Male nociceptors and female nociceptors

“What we found is that in males and females – animals or humans – what changes the thresholds of the nociceptors can be completely different,” Porreca said. “When we added the sensitizing substances that lower these thresholds for activation, we found that prolactin only sensitizes female cells and not male cells, and orexin B only sensitizes male cells and not female cells. The startling conclusion from these studies is that there are male nociceptors and female nociceptors, something that has never previously been recognized.”

Further experiments demonstrated that blocking prolactin signalling reduced nociceptor activation in females but not in males, while blocking orexin B signalling had the opposite effect, being effective in males and not in females.

Porreca emphasizes the paradigm shift this discovery represents: “Until now, the assumption has been that the driving mechanisms that produce pain are the same in men and women. What we found is that the basic, underlying mechanisms that result in the perception of pain are different in male and female mice, in male and female nonhuman primates, and in male and female humans.”

Implications for treatment

These findings have significant implications for the treatment of female-prevalent pain conditions, such as migraine and fibromyalgia. Porreca believes that preventing prolactin-induced nociceptor sensitization in females may represent a viable approach for treating these disorders, while targeting orexin B-induced sensitization could improve pain management in males.

Moving forward, Porreca and his team will continue exploring other sexually dimorphic mechanisms of pain while building on this study to seek viable ways to prevent nociceptor sensitization in both sexes. The recent discovery of a prolactin antibody and the availability of FDA-approved orexin antagonists for sleep disorders offer promising avenues for further research.

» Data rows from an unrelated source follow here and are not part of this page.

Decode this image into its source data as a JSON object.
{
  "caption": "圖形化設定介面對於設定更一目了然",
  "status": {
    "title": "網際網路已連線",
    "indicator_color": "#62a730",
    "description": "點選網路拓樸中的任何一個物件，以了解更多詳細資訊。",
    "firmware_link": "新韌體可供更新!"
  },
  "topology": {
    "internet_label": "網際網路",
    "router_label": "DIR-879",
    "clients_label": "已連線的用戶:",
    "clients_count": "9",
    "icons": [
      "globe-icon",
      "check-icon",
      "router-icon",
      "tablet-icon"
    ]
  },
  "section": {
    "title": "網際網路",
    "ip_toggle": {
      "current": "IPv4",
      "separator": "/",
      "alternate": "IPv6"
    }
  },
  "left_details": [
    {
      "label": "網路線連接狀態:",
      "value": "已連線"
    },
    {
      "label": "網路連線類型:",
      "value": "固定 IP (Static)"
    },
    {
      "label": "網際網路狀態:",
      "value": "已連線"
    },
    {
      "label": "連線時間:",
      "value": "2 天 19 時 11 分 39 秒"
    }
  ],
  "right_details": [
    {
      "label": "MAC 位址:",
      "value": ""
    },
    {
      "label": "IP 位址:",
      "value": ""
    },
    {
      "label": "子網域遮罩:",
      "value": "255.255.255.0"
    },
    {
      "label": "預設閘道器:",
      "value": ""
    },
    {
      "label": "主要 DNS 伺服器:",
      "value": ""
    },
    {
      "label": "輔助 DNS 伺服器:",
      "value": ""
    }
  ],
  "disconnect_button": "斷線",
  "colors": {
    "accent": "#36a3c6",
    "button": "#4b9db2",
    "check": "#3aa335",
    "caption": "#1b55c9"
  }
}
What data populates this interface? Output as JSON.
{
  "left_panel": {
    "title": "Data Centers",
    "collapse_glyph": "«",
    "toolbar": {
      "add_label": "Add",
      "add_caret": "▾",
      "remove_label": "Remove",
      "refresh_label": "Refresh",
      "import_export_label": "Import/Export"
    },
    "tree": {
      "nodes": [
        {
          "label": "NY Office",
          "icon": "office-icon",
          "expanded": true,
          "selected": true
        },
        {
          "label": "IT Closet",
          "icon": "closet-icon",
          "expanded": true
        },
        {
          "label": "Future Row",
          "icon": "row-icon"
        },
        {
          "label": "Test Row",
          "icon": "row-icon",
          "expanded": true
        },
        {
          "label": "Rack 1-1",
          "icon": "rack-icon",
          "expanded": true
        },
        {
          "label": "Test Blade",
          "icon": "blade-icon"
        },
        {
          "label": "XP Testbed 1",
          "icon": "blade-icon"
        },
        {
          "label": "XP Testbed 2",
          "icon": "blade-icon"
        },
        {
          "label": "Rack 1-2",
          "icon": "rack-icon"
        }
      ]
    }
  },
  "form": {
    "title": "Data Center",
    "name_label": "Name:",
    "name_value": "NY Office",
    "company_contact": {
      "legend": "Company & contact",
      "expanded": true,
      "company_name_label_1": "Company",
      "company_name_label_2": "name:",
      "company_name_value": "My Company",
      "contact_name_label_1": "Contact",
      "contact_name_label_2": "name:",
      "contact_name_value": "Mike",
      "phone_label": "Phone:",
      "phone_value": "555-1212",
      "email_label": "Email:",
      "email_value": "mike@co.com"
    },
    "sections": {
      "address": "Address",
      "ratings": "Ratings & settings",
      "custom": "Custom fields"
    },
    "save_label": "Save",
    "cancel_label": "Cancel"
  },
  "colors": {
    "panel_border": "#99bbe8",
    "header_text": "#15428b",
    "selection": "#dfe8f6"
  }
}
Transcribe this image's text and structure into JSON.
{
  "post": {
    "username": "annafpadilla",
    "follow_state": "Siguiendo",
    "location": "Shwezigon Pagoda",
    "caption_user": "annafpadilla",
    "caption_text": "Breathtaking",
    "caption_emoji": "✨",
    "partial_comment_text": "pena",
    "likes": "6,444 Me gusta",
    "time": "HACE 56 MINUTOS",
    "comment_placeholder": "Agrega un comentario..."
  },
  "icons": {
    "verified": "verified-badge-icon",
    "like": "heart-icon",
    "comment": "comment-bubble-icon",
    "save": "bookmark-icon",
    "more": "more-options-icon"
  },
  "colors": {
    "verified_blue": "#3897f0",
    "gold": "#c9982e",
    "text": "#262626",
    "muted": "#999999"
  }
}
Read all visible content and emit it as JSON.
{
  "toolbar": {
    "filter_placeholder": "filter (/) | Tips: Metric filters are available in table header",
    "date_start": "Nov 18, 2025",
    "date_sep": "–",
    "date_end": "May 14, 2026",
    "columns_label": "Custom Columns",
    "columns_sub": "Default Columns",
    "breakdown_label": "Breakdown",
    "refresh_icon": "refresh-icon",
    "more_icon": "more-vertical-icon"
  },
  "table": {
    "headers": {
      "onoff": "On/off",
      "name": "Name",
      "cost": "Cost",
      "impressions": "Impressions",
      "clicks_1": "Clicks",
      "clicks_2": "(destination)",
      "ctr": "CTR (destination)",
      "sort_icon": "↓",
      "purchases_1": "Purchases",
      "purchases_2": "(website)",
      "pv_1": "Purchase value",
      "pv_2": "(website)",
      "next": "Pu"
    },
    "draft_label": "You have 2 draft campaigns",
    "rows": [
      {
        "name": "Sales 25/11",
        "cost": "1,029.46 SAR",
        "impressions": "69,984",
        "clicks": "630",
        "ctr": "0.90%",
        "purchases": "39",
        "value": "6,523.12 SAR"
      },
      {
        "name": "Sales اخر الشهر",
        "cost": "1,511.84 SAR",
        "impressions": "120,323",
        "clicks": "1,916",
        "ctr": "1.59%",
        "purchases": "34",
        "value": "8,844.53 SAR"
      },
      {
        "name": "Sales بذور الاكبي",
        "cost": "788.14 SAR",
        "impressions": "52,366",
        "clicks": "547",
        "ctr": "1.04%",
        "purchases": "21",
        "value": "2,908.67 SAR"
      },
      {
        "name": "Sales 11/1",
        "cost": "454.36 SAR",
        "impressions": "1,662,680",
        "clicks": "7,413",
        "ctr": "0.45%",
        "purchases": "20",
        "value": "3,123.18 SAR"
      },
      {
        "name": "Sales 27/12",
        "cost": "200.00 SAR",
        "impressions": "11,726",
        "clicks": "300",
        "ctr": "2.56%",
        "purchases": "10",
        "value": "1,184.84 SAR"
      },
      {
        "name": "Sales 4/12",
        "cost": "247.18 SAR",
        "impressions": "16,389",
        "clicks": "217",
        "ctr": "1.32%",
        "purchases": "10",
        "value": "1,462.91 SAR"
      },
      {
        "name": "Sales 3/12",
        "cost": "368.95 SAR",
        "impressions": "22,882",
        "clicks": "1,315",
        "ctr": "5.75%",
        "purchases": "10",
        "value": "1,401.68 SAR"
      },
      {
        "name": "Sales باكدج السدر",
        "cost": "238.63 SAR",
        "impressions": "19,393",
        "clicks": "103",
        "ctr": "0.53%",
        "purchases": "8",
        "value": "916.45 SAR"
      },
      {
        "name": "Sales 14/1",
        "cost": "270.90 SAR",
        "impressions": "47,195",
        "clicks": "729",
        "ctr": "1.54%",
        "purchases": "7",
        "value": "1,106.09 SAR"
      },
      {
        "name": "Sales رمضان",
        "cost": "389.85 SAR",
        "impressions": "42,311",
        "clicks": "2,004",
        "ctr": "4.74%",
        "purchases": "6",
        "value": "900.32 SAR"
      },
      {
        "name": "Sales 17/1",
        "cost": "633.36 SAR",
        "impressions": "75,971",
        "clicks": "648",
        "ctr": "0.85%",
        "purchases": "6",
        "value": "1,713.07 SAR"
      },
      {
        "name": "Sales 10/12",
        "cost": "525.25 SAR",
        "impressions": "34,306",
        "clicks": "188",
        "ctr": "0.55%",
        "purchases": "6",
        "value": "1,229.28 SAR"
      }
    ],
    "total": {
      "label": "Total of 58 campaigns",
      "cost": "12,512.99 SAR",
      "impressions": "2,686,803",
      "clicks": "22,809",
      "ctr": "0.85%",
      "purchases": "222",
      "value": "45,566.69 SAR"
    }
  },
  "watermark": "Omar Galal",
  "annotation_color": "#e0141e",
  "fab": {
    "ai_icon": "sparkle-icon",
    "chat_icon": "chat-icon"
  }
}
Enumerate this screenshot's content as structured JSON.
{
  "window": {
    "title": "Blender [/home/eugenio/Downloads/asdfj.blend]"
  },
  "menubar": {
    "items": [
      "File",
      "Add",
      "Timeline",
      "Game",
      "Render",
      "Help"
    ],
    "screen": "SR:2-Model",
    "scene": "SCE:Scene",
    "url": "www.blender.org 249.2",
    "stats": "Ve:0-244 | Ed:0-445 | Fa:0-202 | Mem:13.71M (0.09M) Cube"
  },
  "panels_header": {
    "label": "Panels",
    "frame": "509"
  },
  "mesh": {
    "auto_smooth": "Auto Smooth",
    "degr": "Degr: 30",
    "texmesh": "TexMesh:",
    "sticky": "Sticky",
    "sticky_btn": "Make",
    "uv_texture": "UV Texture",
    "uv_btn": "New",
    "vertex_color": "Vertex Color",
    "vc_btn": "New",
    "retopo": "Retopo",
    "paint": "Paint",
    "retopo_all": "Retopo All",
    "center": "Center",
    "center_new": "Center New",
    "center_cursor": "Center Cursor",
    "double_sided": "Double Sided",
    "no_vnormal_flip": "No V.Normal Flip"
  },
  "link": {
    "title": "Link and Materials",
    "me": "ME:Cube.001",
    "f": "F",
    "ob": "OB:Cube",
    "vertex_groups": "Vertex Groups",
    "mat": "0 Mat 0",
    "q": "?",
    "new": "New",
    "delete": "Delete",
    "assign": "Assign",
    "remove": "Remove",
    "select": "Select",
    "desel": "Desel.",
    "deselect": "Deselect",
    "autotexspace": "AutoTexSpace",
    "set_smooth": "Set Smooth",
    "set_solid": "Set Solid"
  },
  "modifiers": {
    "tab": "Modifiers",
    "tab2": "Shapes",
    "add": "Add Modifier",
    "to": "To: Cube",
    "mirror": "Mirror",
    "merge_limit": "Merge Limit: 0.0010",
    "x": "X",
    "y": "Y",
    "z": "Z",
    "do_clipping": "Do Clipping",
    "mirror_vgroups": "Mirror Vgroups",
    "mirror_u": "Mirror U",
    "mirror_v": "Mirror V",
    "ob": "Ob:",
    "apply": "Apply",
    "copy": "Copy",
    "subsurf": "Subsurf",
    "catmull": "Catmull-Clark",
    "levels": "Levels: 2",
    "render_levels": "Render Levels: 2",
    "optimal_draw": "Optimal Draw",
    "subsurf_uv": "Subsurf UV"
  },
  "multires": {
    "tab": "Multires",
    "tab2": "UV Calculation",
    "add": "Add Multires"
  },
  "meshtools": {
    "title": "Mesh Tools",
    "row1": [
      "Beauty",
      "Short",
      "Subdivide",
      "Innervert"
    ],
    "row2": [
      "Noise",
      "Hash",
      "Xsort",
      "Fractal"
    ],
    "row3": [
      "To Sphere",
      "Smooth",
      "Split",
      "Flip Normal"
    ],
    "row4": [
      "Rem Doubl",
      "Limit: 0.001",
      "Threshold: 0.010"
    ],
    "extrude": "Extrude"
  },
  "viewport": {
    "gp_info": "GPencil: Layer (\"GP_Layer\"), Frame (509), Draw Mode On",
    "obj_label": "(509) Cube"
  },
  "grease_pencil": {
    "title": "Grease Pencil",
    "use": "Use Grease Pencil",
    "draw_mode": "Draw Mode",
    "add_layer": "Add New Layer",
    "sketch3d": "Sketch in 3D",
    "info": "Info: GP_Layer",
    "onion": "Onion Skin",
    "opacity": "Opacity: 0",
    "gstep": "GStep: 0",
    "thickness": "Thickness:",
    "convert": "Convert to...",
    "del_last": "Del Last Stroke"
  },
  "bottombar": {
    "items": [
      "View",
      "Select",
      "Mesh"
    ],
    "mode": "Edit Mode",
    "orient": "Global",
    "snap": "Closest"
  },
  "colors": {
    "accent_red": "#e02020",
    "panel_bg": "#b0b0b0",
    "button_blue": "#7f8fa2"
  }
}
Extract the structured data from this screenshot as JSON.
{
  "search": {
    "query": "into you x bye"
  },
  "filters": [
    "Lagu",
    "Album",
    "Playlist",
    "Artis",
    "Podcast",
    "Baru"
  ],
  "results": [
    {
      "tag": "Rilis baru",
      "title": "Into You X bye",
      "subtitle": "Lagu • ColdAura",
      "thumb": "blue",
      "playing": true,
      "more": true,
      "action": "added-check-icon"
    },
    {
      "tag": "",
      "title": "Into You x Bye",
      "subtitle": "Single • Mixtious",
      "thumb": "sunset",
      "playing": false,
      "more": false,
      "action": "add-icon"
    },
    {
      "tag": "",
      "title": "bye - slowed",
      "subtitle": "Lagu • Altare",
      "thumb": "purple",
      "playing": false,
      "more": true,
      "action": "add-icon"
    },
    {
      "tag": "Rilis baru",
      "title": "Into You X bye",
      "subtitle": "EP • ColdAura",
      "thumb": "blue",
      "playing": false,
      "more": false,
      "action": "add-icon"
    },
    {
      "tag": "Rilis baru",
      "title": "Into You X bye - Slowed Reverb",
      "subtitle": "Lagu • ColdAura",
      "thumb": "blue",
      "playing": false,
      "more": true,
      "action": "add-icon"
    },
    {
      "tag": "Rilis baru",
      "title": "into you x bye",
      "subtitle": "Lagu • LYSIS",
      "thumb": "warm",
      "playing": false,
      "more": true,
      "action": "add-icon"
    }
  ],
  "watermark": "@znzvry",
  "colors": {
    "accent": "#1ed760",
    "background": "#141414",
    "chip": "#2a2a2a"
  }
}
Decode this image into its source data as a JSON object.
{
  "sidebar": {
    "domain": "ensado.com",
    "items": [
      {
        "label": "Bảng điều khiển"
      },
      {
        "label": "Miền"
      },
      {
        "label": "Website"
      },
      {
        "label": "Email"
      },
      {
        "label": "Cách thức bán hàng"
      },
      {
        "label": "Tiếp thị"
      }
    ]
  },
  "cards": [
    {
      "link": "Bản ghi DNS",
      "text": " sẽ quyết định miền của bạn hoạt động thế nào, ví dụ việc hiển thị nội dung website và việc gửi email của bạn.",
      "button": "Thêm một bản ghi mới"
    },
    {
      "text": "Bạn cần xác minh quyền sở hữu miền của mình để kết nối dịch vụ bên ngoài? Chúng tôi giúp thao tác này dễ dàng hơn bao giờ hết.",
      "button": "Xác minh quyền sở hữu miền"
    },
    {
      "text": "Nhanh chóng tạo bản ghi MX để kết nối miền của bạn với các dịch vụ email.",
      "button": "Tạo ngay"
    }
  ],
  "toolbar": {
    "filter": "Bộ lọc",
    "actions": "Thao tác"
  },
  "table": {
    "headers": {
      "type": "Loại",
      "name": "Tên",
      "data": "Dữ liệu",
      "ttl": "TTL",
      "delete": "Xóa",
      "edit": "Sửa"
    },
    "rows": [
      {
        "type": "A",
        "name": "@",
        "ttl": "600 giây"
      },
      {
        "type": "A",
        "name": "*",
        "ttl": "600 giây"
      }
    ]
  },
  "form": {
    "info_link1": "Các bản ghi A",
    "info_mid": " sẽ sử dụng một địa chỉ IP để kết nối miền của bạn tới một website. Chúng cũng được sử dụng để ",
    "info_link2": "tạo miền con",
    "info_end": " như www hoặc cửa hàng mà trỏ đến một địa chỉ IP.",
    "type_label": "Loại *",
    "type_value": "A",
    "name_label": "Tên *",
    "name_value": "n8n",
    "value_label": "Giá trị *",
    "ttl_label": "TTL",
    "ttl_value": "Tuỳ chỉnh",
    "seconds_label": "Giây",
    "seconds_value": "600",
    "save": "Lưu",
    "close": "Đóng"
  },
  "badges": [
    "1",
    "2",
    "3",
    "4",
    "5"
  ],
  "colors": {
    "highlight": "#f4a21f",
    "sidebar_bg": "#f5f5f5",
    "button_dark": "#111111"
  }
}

In Porreca’s words: “We are bringing the concept of precision medicine – taking a patient’s genetics into account to design a therapy – to the treatment of pain. The most basic genetic difference is, is the patient male or female? Maybe that should be the first consideration when it comes to treating pain.”

This groundbreaking study sheds light on the fundamental sex differences in pain perception and opens the door to a new era of precision pain management, tailoring treatments to the specific biological mechanisms underlying pain in males and females.